Maybe someone else can look at this and refute my reasoning. Woukldn't be the first time ...

 

[papasmurf]

Rudeman, you had the right idea. The 1kN force is in fact in the y direction. I used the j unit vector for the -1kN force. I used the moment about A, and then I used the i, j, and k components of that to find T(bd) and T(bc). Then I summed up the force components to find the A forces. Thank you all for the helpful repiles.

 

[PhanthomJay]

This means again that, since there are 4 unknowns and only 3 equations, we can choose Fx arbitrarily < 1 kN.

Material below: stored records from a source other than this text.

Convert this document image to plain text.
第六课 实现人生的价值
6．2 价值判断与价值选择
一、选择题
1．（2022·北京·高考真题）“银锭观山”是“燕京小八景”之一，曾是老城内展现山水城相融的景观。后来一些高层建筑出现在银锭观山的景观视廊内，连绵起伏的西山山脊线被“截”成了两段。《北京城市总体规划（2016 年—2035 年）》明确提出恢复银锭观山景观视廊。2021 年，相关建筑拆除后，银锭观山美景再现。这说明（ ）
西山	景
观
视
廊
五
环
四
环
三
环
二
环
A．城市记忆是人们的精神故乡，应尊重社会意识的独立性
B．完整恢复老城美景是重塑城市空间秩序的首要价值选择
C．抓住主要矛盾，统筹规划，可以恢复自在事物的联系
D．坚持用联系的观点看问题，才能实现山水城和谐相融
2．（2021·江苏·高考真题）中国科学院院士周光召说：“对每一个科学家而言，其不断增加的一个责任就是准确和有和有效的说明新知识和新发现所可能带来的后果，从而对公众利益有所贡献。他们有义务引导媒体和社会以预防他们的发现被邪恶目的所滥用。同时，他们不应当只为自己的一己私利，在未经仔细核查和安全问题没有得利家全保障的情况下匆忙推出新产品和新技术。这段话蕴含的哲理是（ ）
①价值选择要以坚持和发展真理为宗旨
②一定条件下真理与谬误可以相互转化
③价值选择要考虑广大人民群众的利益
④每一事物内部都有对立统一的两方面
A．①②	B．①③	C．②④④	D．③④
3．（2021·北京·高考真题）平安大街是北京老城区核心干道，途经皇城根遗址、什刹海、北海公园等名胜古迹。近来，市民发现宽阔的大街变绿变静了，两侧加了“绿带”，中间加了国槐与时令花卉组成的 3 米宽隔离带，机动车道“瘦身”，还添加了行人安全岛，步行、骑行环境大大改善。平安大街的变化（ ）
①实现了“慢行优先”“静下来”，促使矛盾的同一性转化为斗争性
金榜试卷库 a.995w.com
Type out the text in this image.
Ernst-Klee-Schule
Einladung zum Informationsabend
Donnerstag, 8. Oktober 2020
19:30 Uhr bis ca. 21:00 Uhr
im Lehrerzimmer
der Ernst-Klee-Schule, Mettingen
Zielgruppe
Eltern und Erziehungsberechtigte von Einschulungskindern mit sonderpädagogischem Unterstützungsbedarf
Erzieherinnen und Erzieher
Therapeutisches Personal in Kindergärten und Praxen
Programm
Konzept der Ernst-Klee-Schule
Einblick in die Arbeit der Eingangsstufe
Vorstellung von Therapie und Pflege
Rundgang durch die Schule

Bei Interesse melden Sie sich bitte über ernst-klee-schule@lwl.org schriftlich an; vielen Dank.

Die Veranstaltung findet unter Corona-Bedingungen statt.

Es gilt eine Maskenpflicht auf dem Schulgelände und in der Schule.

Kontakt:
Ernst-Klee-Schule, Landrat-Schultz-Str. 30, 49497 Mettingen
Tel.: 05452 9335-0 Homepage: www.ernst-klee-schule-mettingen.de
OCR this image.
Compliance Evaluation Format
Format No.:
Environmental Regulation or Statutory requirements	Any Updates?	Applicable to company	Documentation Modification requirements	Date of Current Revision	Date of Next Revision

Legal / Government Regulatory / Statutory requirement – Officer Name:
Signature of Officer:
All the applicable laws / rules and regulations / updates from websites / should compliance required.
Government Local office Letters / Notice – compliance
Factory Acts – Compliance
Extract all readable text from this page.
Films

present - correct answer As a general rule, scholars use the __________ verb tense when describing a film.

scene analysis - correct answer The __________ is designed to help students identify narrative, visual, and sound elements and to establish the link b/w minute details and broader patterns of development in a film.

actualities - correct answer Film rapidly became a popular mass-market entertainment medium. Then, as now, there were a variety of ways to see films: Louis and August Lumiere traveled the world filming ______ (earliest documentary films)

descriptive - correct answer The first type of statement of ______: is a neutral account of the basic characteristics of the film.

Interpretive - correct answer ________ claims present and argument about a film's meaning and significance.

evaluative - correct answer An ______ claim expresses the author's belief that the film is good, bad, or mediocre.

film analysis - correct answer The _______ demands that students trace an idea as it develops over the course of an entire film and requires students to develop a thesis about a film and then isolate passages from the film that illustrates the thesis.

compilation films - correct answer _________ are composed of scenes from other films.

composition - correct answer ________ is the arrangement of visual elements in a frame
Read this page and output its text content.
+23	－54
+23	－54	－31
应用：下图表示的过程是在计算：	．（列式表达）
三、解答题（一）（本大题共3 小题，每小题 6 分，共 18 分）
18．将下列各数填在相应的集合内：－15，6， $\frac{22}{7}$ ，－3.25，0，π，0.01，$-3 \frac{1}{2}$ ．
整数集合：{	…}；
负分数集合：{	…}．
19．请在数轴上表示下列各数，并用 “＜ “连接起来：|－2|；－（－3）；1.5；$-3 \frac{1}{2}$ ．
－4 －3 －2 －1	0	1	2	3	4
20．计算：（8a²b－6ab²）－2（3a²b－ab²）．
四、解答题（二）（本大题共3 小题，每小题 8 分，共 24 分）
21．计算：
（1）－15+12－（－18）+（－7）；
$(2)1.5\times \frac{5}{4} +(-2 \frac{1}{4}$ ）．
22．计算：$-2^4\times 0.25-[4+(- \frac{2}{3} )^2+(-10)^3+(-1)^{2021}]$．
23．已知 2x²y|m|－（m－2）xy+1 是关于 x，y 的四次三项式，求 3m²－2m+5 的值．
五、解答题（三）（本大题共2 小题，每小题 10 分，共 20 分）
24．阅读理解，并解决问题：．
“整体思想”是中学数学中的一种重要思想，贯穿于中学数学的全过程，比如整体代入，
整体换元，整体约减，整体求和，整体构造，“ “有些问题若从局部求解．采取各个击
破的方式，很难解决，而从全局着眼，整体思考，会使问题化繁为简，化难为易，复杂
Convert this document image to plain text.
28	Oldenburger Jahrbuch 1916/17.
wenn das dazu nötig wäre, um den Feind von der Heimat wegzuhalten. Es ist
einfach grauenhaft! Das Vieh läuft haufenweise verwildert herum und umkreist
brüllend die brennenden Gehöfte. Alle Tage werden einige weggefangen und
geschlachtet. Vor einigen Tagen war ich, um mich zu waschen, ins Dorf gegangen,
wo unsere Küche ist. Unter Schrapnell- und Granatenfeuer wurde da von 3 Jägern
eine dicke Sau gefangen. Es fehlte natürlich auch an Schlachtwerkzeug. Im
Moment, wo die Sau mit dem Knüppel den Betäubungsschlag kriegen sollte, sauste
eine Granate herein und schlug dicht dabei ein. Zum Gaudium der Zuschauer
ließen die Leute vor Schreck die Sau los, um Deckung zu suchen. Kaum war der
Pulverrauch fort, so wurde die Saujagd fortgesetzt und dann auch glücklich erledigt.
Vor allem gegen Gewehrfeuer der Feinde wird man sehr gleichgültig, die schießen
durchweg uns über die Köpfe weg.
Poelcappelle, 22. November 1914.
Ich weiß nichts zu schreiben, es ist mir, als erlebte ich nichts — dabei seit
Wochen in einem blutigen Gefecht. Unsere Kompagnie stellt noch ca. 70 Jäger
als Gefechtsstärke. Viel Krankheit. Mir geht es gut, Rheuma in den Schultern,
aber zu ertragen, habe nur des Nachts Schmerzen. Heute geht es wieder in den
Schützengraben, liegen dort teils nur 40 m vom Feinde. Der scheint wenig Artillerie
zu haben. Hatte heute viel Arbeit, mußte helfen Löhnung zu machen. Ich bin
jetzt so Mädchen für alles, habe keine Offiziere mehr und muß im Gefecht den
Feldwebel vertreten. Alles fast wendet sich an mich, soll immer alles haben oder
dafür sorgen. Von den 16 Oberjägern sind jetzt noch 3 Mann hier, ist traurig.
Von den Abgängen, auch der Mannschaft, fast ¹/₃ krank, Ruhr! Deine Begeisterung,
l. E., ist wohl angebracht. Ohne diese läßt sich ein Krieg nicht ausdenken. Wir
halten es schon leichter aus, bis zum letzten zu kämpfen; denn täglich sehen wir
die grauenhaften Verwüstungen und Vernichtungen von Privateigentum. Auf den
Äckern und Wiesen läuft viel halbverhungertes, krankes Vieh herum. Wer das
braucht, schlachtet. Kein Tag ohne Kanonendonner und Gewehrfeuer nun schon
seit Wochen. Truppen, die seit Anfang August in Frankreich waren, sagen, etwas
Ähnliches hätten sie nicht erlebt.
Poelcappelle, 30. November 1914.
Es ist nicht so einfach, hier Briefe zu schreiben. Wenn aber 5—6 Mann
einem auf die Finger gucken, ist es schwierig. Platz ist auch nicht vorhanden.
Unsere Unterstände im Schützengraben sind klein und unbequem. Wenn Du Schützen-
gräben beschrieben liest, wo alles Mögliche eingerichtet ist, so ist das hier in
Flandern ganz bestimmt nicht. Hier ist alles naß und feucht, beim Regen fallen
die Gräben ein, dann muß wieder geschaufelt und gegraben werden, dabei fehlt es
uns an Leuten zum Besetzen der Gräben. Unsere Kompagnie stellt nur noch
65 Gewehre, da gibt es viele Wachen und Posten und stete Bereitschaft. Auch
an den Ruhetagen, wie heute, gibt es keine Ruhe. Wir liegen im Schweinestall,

There are just 3 external unknowns at A, C, and D...all members whether tension wires or compression columns are 2-force members, so the problem is statically determinate using just 3 of the 6 equations (the other 3 are superfluous, as you noted).

 

[rude man]

There are just 3 external unknowns at A, C, and D...all members whether tension wires or compression columns are 2-force members, so the problem is statically determinate using just 3 of the 6 equations (the other 3 are superfluous, as you noted).

There were 4 unknowns before it was determined that F was in the -y direction: Fx, Fy, Tc and Td. Defining F = -1kn*j resolved the indeterminacy.